Veículo: Jornal: Jornal do Commercio (Rio de Janeiro) - Seção: Direito e Justiça - 19/05/2004
Brasil defendeu durante a assembléia anual da OMS a necessidade de os países em desenvolvimento terem condições de garantir o acesso de todos aos remédios.
O Brasil defendeu ontem, no segundo dia da assembléia anual da Organização Mundial da Saúde (OMS), a necessidade de os países em desenvolvimento terem condições de garantir o acesso de todos aos remédios. O ministro da Saúde, Humberto Costa, qualificou de "moralmente injustificável e economicamente errado" excluir a maior parte da população mundial de algo que deveria ser universal.

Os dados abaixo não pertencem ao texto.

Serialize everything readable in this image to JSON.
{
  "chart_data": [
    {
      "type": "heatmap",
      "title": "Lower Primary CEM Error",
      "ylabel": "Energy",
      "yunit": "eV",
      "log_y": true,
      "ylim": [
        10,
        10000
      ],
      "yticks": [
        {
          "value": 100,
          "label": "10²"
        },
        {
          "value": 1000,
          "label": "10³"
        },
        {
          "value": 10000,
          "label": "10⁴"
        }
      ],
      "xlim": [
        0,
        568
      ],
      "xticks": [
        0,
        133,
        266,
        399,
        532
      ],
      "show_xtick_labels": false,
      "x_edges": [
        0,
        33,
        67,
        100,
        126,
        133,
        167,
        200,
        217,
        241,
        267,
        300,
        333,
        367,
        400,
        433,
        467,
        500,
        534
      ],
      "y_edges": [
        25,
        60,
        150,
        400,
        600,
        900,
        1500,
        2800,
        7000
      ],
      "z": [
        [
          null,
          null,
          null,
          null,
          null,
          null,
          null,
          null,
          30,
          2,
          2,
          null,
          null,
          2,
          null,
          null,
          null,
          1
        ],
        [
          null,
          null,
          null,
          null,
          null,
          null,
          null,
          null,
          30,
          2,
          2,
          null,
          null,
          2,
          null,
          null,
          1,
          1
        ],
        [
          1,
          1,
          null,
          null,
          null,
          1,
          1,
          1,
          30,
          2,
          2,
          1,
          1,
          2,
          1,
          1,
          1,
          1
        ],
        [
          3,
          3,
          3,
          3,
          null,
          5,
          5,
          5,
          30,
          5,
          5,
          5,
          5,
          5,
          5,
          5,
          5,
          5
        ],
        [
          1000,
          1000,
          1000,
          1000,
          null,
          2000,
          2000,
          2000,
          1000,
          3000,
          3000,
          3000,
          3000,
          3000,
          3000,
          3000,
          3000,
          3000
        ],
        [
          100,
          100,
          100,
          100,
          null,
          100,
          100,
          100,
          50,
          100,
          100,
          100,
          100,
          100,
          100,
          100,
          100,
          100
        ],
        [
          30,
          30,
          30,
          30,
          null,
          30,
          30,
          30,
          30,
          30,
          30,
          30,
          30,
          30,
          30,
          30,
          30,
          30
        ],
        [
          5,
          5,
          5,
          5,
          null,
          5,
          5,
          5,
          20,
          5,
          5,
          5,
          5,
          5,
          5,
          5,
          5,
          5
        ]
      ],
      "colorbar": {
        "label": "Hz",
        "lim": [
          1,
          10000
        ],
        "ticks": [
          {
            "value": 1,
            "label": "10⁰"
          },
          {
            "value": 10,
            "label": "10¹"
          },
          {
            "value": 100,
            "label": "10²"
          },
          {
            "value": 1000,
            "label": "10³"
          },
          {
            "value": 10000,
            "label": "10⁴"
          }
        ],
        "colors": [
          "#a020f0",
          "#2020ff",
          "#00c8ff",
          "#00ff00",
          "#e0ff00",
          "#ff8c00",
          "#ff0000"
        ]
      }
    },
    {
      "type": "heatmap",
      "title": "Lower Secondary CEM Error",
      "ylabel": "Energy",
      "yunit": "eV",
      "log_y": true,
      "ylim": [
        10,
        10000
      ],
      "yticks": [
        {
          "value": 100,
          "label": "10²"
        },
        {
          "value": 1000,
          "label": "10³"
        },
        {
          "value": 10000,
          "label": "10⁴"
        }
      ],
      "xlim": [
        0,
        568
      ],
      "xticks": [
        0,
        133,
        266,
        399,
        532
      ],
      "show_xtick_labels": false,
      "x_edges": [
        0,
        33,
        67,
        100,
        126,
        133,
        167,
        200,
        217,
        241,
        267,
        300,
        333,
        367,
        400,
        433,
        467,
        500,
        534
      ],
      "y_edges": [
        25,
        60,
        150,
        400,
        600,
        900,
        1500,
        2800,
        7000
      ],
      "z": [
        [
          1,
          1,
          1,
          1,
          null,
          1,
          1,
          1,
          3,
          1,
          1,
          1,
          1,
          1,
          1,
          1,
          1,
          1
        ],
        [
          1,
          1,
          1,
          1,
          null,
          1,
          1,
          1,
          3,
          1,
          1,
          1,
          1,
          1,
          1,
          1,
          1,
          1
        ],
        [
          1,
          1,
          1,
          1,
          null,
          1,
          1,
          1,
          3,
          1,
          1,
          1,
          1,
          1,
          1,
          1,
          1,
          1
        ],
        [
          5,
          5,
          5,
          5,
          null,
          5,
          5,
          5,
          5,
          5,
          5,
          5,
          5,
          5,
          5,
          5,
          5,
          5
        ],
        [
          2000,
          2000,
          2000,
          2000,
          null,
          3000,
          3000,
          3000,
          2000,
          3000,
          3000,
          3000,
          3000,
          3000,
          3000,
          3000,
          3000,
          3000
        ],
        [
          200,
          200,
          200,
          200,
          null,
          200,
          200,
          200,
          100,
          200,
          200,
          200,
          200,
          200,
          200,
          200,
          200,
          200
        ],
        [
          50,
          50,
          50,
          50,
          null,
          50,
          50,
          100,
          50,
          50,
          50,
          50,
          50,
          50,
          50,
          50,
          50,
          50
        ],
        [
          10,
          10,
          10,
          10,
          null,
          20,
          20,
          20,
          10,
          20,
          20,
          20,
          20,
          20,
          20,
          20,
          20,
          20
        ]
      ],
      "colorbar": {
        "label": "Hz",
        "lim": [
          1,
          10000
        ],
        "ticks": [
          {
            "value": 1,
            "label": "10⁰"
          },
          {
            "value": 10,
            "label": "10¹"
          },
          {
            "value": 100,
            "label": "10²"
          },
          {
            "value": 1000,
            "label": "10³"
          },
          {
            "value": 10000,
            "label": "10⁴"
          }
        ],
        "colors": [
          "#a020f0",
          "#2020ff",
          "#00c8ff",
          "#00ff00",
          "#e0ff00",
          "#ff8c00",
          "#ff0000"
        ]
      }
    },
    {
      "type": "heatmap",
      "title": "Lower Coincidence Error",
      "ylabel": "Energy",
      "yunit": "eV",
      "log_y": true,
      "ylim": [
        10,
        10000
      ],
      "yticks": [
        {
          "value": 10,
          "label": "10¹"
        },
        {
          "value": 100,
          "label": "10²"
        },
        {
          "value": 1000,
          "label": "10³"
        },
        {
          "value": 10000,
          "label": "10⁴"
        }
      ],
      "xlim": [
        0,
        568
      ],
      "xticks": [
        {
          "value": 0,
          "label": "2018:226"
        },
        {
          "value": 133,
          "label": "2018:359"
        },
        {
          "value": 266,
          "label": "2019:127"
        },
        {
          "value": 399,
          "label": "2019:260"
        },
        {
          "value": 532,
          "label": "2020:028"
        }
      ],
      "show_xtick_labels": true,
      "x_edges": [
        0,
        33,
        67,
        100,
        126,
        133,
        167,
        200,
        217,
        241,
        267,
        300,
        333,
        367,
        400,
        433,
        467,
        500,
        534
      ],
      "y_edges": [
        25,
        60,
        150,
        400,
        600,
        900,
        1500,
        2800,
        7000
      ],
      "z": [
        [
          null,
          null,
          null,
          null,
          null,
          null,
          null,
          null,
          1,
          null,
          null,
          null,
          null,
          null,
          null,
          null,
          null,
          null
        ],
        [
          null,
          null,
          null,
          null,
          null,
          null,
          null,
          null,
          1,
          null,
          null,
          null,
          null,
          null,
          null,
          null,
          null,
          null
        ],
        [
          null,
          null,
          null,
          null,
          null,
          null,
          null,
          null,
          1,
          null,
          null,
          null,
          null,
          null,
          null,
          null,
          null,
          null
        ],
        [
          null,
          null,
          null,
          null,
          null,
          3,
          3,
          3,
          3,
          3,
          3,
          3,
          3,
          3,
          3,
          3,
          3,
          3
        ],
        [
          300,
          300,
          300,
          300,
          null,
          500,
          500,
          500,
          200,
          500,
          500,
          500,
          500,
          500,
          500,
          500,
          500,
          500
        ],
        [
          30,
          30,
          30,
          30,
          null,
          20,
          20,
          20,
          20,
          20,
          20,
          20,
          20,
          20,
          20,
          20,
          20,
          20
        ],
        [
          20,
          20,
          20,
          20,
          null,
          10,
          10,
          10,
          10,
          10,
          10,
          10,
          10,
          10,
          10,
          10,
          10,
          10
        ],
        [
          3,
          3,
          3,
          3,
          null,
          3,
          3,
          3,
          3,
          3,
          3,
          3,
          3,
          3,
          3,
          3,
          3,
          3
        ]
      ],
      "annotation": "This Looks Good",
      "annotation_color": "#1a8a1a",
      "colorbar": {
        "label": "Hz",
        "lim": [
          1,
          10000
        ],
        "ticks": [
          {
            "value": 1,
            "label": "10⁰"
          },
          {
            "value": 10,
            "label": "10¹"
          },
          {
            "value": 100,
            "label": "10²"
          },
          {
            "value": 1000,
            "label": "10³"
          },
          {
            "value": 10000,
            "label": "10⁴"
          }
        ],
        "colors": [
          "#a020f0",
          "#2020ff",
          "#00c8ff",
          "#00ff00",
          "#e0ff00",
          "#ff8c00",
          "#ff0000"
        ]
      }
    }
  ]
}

Em discurso no plenário da assembléia, realizada em Genebra, o ministro Humberto Costa alertou sobre a aparição de doenças crônicas degenerativas entre grupos de pessoas de baixo poder aquisitivo nos países em desenvolvimento. "É um fenômeno novo que não pode ser ignorado nas políticas de saúde pública", disse. "A chegada ao Sul de doenças até agora típicas do Hemisfério Norte constitui uma amarga ironia", completou.
O ministro acrescentou que é importante refletir sobre o impacto do regime de propriedade intelectual sobre a saúde pública. "A Comissão sobre Propriedade Intelectual, Inovação e Saúde Pública da OMS tem a enorme responsabilidade de examinar a questão do impacto sobre a saúde pública do regime de patentes de remédios", disse Costa.
Criada há um ano, a comissão tem como objetivo analisar os direitos de propriedade intelectual e os mecanismos apropriados de financiamento e incentivo para desenvolvimento de remédios contra doenças que afetam o mundo em desenvolvimento.
"É muito importante que seus resultados não sejam ofuscados por questões econômicas e comerciais, que, por mais importantes que sejam, devem se submeter às necessidades de saúde pública e à universalização do acesso aos remédios", disse Humberto Costa.
"De pouco serve promover políticas públicas de saúde, se, por causa de preços com forte impacto nos orçamentos nacionais, não for possível ter acesso aos remédios necessários para os tratamentos", observou o ministro da Saúde.
Costa mencionou ainda o apoio brasileiro à meta do diretor-geral da OMS, Jong Wook Lee, de estender o tratamento anti-Aids a 3 milhões de doentes até 2005. "Todos temos a esperança de que essa iniciativa não se frustre por uma visão estreita e egoísta de interesses alheios à saúde pública", afirmou o ministro, reiterando a disposição do Brasil de facilitar o tratamento de 200 mil soropositivos com anti-retrovirais genéricos como parte de seu programa de cooperação internacional.
"Utilizar os remédios genéricos é essencial para o tratamento contínuo e sustentável de pacientes com patologias crônicas", concluiu o brasileiro. Paralelamente, Lee enalteceu o fato de Moçambique ter se tornado em março no primeiro país africano a emitir uma licença obrigatória para a fabricação de medicamentos anti-retrovirais para satisfazer as necessidades nacionais.
Uma licença obrigatória, que depende de condições estabelecidas pela Organização Mundial do Comércio (OMC), é a permissão dada por um governo a um fabricante nacional para produzir um remédio ou utilizar um procedimento patenteado sem o consentimento do titular da patente, com objetivo de atender emergências médicas por meio do acesso a remédios baratos.